志村貴子 - 放浪息子
とうとう完結してしまった。
残念だなぁと思う。
「もっと続きを読みたかった」という意味でも、「この終わり方でいいのか」という意味でも。
最初私は、これは、男の子になりたい女の子と、女の子になりたい男の子の物語だと思っていた。
けれど、そうではなかった。
女であることが嫌な女の子と、女になりたくなった男の子の物語なのである。
重要なのは、「女であること」への拘りだ。
「女らしくあること」「可愛くあること」に対する拒否感が、高槻よしのを「男になりたい」と思わせた。
しかしそれは、(男への)憧れではなく、(女への)反発である。
彼女は次第に女である自分の性に馴染み、折り合いを付けていく。
一方、二鳥修一は、「女らしくあること」「可愛くあること」に憧れを持ち、それを最後まで捨てられない。
女であることこそが特殊な意味を持つ。
私たちの社会は、そういう社会である。
しかし同時に、男っぽい女であっても、大きな支障は無い。
だが、女っぽい男は、未だ特殊に見られる。
「女らしくあること」「可愛くあること」が特殊な意味を持つ社会だからだ。
人から鑑賞され、容姿を磨けば報われる。
高槻よしのの反発は、そういう社会への反発でもあったと思う。
そういう社会を嫌悪したところから、彼女の物語は始まっている。
そして、彼女がそのルールから外れても支障が無い事を学び、そのルールへの嫌悪が消えるにつれ、彼女が社会に馴染んでいくのは時間の問題でしかなかった。

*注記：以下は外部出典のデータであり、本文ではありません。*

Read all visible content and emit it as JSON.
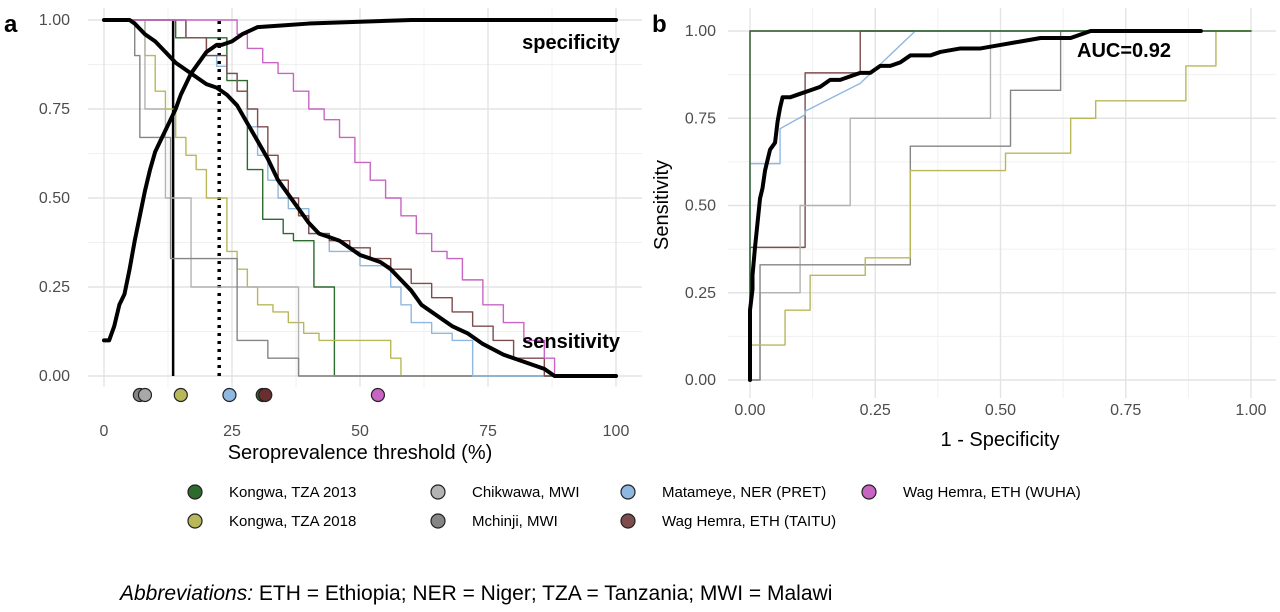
{
  "figure": {
    "abbreviations_lead": "Abbreviations:",
    "abbreviations_text": " ETH = Ethiopia; NER = Niger; TZA = Tanzania; MWI = Malawi"
  },
  "legend": {
    "items": [
      {
        "label": "Kongwa, TZA 2013",
        "color": "#2d6a2d"
      },
      {
        "label": "Chikwawa, MWI",
        "color": "#b3b3b3"
      },
      {
        "label": "Matameye, NER (PRET)",
        "color": "#8fb8e0"
      },
      {
        "label": "Wag Hemra, ETH (WUHA)",
        "color": "#c865c4"
      },
      {
        "label": "Kongwa, TZA 2018",
        "color": "#b8b85a"
      },
      {
        "label": "Mchinji, MWI",
        "color": "#858585"
      },
      {
        "label": "Wag Hemra, ETH (TAITU)",
        "color": "#7d4c4c"
      }
    ]
  },
  "chart_data": [
    {
      "panel": "a",
      "type": "line",
      "xlabel": "Seroprevalence threshold (%)",
      "ylabel": "",
      "xlim": [
        0,
        100
      ],
      "ylim": [
        0,
        1
      ],
      "xticks": [
        "0",
        "25",
        "50",
        "75",
        "100"
      ],
      "yticks": [
        "0.00",
        "0.25",
        "0.50",
        "0.75",
        "1.00"
      ],
      "grid": true,
      "annotations": [
        "specificity",
        "sensitivity"
      ],
      "vlines": [
        {
          "x": 13.5,
          "style": "solid"
        },
        {
          "x": 22.5,
          "style": "dotted"
        }
      ],
      "series": [
        {
          "name": "specificity",
          "color": "#000000",
          "step": false,
          "width": 4,
          "x": [
            0,
            1,
            2,
            3,
            4,
            5,
            6,
            7,
            8,
            9,
            10,
            11,
            12,
            13,
            14,
            15,
            16,
            17,
            18,
            19,
            20,
            21,
            22,
            23,
            25,
            27,
            30,
            35,
            40,
            50,
            60,
            100
          ],
          "y": [
            0.1,
            0.1,
            0.14,
            0.2,
            0.23,
            0.3,
            0.38,
            0.45,
            0.52,
            0.58,
            0.63,
            0.66,
            0.69,
            0.72,
            0.75,
            0.79,
            0.82,
            0.85,
            0.87,
            0.89,
            0.91,
            0.92,
            0.93,
            0.93,
            0.94,
            0.96,
            0.98,
            0.985,
            0.99,
            0.995,
            1.0,
            1.0
          ]
        },
        {
          "name": "sensitivity",
          "color": "#000000",
          "step": false,
          "width": 4,
          "x": [
            0,
            5,
            6,
            8,
            10,
            12,
            14,
            16,
            18,
            20,
            22,
            24,
            26,
            28,
            30,
            32,
            34,
            36,
            38,
            40,
            42,
            44,
            46,
            48,
            50,
            52,
            54,
            56,
            58,
            60,
            62,
            65,
            68,
            71,
            74,
            78,
            82,
            86,
            88,
            100
          ],
          "y": [
            1.0,
            1.0,
            0.99,
            0.96,
            0.94,
            0.91,
            0.88,
            0.86,
            0.84,
            0.82,
            0.81,
            0.79,
            0.76,
            0.71,
            0.66,
            0.61,
            0.55,
            0.51,
            0.47,
            0.43,
            0.4,
            0.39,
            0.38,
            0.36,
            0.34,
            0.33,
            0.32,
            0.3,
            0.27,
            0.24,
            0.2,
            0.17,
            0.14,
            0.12,
            0.09,
            0.06,
            0.04,
            0.02,
            0.0,
            0.0
          ]
        },
        {
          "name": "Kongwa, TZA 2013",
          "color": "#2d6a2d",
          "step": true,
          "width": 1.4,
          "x": [
            0,
            12,
            14,
            24,
            28,
            31,
            35,
            37,
            41,
            45,
            100
          ],
          "y": [
            1.0,
            1.0,
            0.95,
            0.83,
            0.58,
            0.44,
            0.4,
            0.38,
            0.25,
            0.0,
            0.0
          ]
        },
        {
          "name": "Kongwa, TZA 2018",
          "color": "#b8b85a",
          "step": true,
          "width": 1.4,
          "x": [
            0,
            7,
            8,
            10,
            12,
            14,
            16,
            18,
            20,
            24,
            26,
            28,
            30,
            33,
            36,
            39,
            42,
            45,
            48,
            52,
            54,
            56,
            58,
            100
          ],
          "y": [
            1.0,
            1.0,
            0.9,
            0.8,
            0.75,
            0.67,
            0.62,
            0.58,
            0.5,
            0.35,
            0.3,
            0.25,
            0.2,
            0.18,
            0.15,
            0.12,
            0.1,
            0.1,
            0.1,
            0.1,
            0.1,
            0.05,
            0.0,
            0.0
          ]
        },
        {
          "name": "Chikwawa, MWI",
          "color": "#b3b3b3",
          "step": true,
          "width": 1.4,
          "x": [
            0,
            6,
            8,
            10,
            12,
            14,
            17,
            19,
            28,
            36,
            38,
            100
          ],
          "y": [
            1.0,
            1.0,
            0.75,
            0.75,
            0.5,
            0.5,
            0.25,
            0.25,
            0.25,
            0.25,
            0.0,
            0.0
          ]
        },
        {
          "name": "Mchinji, MWI",
          "color": "#858585",
          "step": true,
          "width": 1.4,
          "x": [
            0,
            5,
            6,
            7,
            12,
            13,
            22,
            26,
            32,
            38,
            100
          ],
          "y": [
            1.0,
            1.0,
            0.9,
            0.67,
            0.67,
            0.33,
            0.33,
            0.1,
            0.05,
            0.0,
            0.0
          ]
        },
        {
          "name": "Matameye, NER (PRET)",
          "color": "#8fb8e0",
          "step": true,
          "width": 1.4,
          "x": [
            0,
            12,
            16,
            20,
            22,
            24,
            26,
            28,
            30,
            32,
            34,
            36,
            40,
            44,
            50,
            54,
            56,
            58,
            60,
            64,
            68,
            72,
            100
          ],
          "y": [
            1.0,
            1.0,
            0.95,
            0.9,
            0.87,
            0.85,
            0.8,
            0.7,
            0.62,
            0.55,
            0.5,
            0.47,
            0.4,
            0.35,
            0.31,
            0.31,
            0.25,
            0.2,
            0.15,
            0.12,
            0.1,
            0.0,
            0.0
          ]
        },
        {
          "name": "Wag Hemra, ETH (TAITU)",
          "color": "#7d4c4c",
          "step": true,
          "width": 1.4,
          "x": [
            0,
            12,
            16,
            20,
            24,
            26,
            28,
            30,
            32,
            34,
            36,
            38,
            40,
            44,
            48,
            52,
            56,
            60,
            64,
            68,
            72,
            76,
            80,
            86,
            100
          ],
          "y": [
            1.0,
            1.0,
            0.95,
            0.9,
            0.85,
            0.8,
            0.75,
            0.7,
            0.62,
            0.55,
            0.5,
            0.45,
            0.4,
            0.38,
            0.36,
            0.33,
            0.3,
            0.26,
            0.22,
            0.18,
            0.14,
            0.1,
            0.05,
            0.0,
            0.0
          ]
        },
        {
          "name": "Wag Hemra, ETH (WUHA)",
          "color": "#c865c4",
          "step": true,
          "width": 1.4,
          "x": [
            0,
            24,
            26,
            28,
            31,
            34,
            37,
            40,
            43,
            46,
            49,
            52,
            55,
            58,
            61,
            64,
            67,
            70,
            74,
            78,
            82,
            86,
            88,
            100
          ],
          "y": [
            1.0,
            1.0,
            0.96,
            0.92,
            0.88,
            0.85,
            0.8,
            0.75,
            0.72,
            0.67,
            0.6,
            0.55,
            0.5,
            0.45,
            0.4,
            0.35,
            0.33,
            0.27,
            0.2,
            0.15,
            0.1,
            0.05,
            0.0,
            0.0
          ]
        }
      ],
      "threshold_points": [
        {
          "name": "Mchinji, MWI",
          "x": 7.0,
          "color": "#858585"
        },
        {
          "name": "Chikwawa, MWI",
          "x": 8.0,
          "color": "#a8a8a8"
        },
        {
          "name": "Kongwa, TZA 2018",
          "x": 15.0,
          "color": "#b8b85a"
        },
        {
          "name": "Matameye, NER (PRET)",
          "x": 24.5,
          "color": "#8fb8e0"
        },
        {
          "name": "Kongwa, TZA 2013",
          "x": 31.0,
          "color": "#2d6a2d"
        },
        {
          "name": "Wag Hemra, ETH (TAITU)",
          "x": 31.5,
          "color": "#6b2e2e"
        },
        {
          "name": "Wag Hemra, ETH (WUHA)",
          "x": 53.5,
          "color": "#c865c4"
        }
      ]
    },
    {
      "panel": "b",
      "type": "line",
      "xlabel": "1 - Specificity",
      "ylabel": "Sensitivity",
      "xlim": [
        0,
        1
      ],
      "ylim": [
        0,
        1
      ],
      "xticks": [
        "0.00",
        "0.25",
        "0.50",
        "0.75",
        "1.00"
      ],
      "yticks": [
        "0.00",
        "0.25",
        "0.50",
        "0.75",
        "1.00"
      ],
      "grid": true,
      "annotations": [
        "AUC=0.92"
      ],
      "series": [
        {
          "name": "Wag Hemra, ETH (WUHA)",
          "color": "#c865c4",
          "step": true,
          "width": 1.4,
          "x": [
            0,
            0,
            1.0
          ],
          "y": [
            0,
            1.0,
            1.0
          ]
        },
        {
          "name": "Wag Hemra, ETH (TAITU)",
          "color": "#7d4c4c",
          "step": true,
          "width": 1.4,
          "x": [
            0,
            0,
            0.11,
            0.11,
            0.22,
            0.22,
            1.0
          ],
          "y": [
            0,
            0.38,
            0.42,
            0.88,
            0.88,
            1.0,
            1.0
          ]
        },
        {
          "name": "Matameye, NER (PRET)",
          "color": "#8fb8e0",
          "step": false,
          "width": 1.4,
          "x": [
            0,
            0,
            0.06,
            0.06,
            0.11,
            0.11,
            0.22,
            0.33,
            1.0
          ],
          "y": [
            0,
            0.62,
            0.62,
            0.72,
            0.76,
            0.77,
            0.85,
            1.0,
            1.0
          ]
        },
        {
          "name": "Chikwawa, MWI",
          "color": "#b3b3b3",
          "step": true,
          "width": 1.4,
          "x": [
            0,
            0.02,
            0.02,
            0.1,
            0.1,
            0.2,
            0.2,
            0.48,
            1.0
          ],
          "y": [
            0,
            0,
            0.25,
            0.25,
            0.5,
            0.5,
            0.75,
            1.0,
            1.0
          ]
        },
        {
          "name": "Mchinji, MWI",
          "color": "#858585",
          "step": true,
          "width": 1.4,
          "x": [
            0,
            0.02,
            0.02,
            0.25,
            0.32,
            0.38,
            0.52,
            0.52,
            0.59,
            0.62,
            1.0
          ],
          "y": [
            0,
            0,
            0.33,
            0.33,
            0.67,
            0.67,
            0.67,
            0.83,
            0.83,
            1.0,
            1.0
          ]
        },
        {
          "name": "Kongwa, TZA 2018",
          "color": "#b8b85a",
          "step": true,
          "width": 1.4,
          "x": [
            0,
            0,
            0.07,
            0.07,
            0.12,
            0.12,
            0.16,
            0.16,
            0.23,
            0.32,
            0.32,
            0.37,
            0.51,
            0.64,
            0.69,
            0.69,
            0.87,
            0.87,
            0.93,
            1.0
          ],
          "y": [
            0,
            0.1,
            0.1,
            0.2,
            0.25,
            0.3,
            0.3,
            0.3,
            0.35,
            0.4,
            0.6,
            0.6,
            0.65,
            0.75,
            0.75,
            0.8,
            0.8,
            0.9,
            1.0,
            1.0
          ]
        },
        {
          "name": "Kongwa, TZA 2013",
          "color": "#2d6a2d",
          "step": true,
          "width": 1.4,
          "x": [
            0,
            0,
            1.0
          ],
          "y": [
            0,
            1.0,
            1.0
          ]
        },
        {
          "name": "Overall",
          "color": "#000000",
          "step": false,
          "width": 4,
          "x": [
            0,
            0,
            0.005,
            0.005,
            0.01,
            0.015,
            0.02,
            0.025,
            0.03,
            0.035,
            0.04,
            0.05,
            0.055,
            0.06,
            0.065,
            0.08,
            0.1,
            0.12,
            0.14,
            0.16,
            0.18,
            0.2,
            0.22,
            0.24,
            0.26,
            0.28,
            0.3,
            0.32,
            0.34,
            0.36,
            0.38,
            0.42,
            0.46,
            0.5,
            0.54,
            0.58,
            0.62,
            0.64,
            0.66,
            0.68,
            0.7,
            0.8,
            0.9
          ],
          "y": [
            0,
            0.2,
            0.26,
            0.3,
            0.38,
            0.45,
            0.52,
            0.55,
            0.6,
            0.63,
            0.66,
            0.68,
            0.74,
            0.78,
            0.81,
            0.81,
            0.82,
            0.83,
            0.84,
            0.86,
            0.86,
            0.87,
            0.88,
            0.88,
            0.9,
            0.9,
            0.91,
            0.93,
            0.93,
            0.93,
            0.94,
            0.95,
            0.95,
            0.96,
            0.97,
            0.98,
            0.98,
            0.98,
            0.99,
            1.0,
            1.0,
            1.0,
            1.0
          ]
        }
      ]
    }
  ]
}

そして一方、二鳥修一は、鑑賞される側の快感と、鑑賞する側の快感、両方を持つ。
彼の物語は、快感から始まったから、快感を諦めることができないのだ。
私は最初に「この終わり方でいいのか」と書いた。
しかし、この終わり方を本当に残念と思っているわけではない。
物語が進むにつれ、二鳥修一の物語にハッピーエンドを用意することの難しさは、強く意識していた。
だから、ハッピーエンドではない終わり方を、少しでも先延ばしにしてほしかった。
だから、この終わり方は、まだ少し残念ではあるものの、決して悪い終わり方ではない。
むしろ、アンハッピーエンドを回避していることを有難いと思う。
物語の限界を、志村はきちんと悟っているのだ。
二鳥修一は、周囲に素晴らしい友を多数得ている。
そのことに強く感謝したいと、私は思う。